CCN Conference, Knowledge Exchange and Smart Staffordshire

Monday, November 26th, 2018

I attended the County Councils’ Network (CCN) Conference last week, and rounded it off with a day discussing Smart Cities with representatives from the UK, Germany and France.  The CCN event was refreshingly upbeat, given the challenges that we all are facing, with a real determination to get through.  This was my fourth CCN conference, and they seem to get better every year, with very engaged speakers and higher attendance.  Finances remain the number one issue, but there is just a sense that there is some light at the end of the tunnel.  We await the detail from the Autumn Statement, due on 6 December, but the extra money for social care and highways will certainly help – let’s hope that we are successful in getting a Business Rates Retention Pilot.

I attended a session with other county chief executives at which we agreed to form an online Knowledge Exchange in which we can exchange best practice.  We will lead the implementation from Staffordshire, and I am looking for a facility in which we can swap best practice and seek advice from other practitioners.  The Army started a very successful version during the operations in Afghanistan, which allowed units in theatre to share experiences and seek advice from a wider, but secure, community; the upshot was a much improved and rapid lessons learned process.  If we can achieve that, I would be delighted.

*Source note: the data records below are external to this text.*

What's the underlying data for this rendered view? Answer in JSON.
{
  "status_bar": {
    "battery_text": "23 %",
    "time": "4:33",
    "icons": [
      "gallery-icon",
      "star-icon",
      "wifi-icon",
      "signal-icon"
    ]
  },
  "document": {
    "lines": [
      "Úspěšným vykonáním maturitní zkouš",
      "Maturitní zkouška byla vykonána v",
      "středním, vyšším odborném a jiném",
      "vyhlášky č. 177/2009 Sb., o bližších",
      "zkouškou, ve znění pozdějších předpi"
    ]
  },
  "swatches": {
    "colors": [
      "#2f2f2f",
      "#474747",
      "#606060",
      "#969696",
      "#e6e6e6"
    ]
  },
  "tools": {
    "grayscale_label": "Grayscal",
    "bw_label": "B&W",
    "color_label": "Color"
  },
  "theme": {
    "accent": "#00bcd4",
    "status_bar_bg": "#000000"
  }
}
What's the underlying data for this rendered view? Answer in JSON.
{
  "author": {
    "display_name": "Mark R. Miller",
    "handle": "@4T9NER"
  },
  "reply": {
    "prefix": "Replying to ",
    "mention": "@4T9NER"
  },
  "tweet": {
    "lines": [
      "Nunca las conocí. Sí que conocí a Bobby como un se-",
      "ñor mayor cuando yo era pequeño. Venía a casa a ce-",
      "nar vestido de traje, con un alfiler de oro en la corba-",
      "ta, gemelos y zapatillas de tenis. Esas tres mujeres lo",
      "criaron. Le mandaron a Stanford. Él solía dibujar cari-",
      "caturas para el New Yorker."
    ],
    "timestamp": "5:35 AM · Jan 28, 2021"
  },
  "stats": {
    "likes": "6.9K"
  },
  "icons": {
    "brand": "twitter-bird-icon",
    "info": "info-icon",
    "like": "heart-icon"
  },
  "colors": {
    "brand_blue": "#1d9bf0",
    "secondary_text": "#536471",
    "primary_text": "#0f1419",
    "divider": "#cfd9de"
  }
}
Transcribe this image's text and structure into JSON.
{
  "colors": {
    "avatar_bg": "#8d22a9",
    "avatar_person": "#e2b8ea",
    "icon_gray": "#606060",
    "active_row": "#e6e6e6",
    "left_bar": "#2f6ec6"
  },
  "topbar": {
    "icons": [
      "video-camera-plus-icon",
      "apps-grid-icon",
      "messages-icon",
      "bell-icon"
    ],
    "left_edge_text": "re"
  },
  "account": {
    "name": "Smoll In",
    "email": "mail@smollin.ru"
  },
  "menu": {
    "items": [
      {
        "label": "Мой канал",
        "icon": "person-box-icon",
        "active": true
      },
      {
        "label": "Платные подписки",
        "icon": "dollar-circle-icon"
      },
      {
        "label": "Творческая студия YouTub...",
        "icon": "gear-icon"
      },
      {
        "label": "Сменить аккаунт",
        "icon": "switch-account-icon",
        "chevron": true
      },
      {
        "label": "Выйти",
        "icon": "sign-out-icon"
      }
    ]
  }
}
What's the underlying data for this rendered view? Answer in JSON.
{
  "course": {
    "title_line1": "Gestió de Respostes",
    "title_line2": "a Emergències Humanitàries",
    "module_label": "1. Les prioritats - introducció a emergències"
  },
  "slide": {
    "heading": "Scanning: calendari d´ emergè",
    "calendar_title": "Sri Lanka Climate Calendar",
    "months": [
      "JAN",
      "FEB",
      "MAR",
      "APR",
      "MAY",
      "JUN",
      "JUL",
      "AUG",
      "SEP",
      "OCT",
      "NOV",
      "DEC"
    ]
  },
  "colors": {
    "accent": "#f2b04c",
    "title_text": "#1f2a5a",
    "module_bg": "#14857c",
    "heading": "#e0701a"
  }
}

I’m very glad that we published our MTFS early, as it has allowed us to start the discussions with partners early.  There are, as we all are aware, some very difficult measures to implement in our plan, and we will need to bring people with us on what will, at times, be a hard journey.  The evening that Philip Atkins and I spent with the elected members of South Staffordshire District Council was enormously useful in setting the context and seeking their views.  We are discussing similar sessions with a number of other districts and boroughs, which is very encouraging.

Lastly, a footnote on Smart Staffordshire, our version of a smart city.  We appear to be up with the leaders of the pack in our thinking, and our offer is quite unusual, if not unique.  In essence, we are working towards producing as many of the advantages of smart living in a city, but in a mixed urban, suburban and rural setting.  My fellow delegates found our focus on people being enabled to live better lives in a digital world innovative and compelling; many still focus on the technology rather than the people who will use it.  There were some fascinating discussions, including one led by a German technologist who painted a very different and attractive version of retail in our high streets, which is possible now, but which is yet to be taken up.  Clearly, this is a rapidly moving area, and our role is to make it possible for residents and businesses.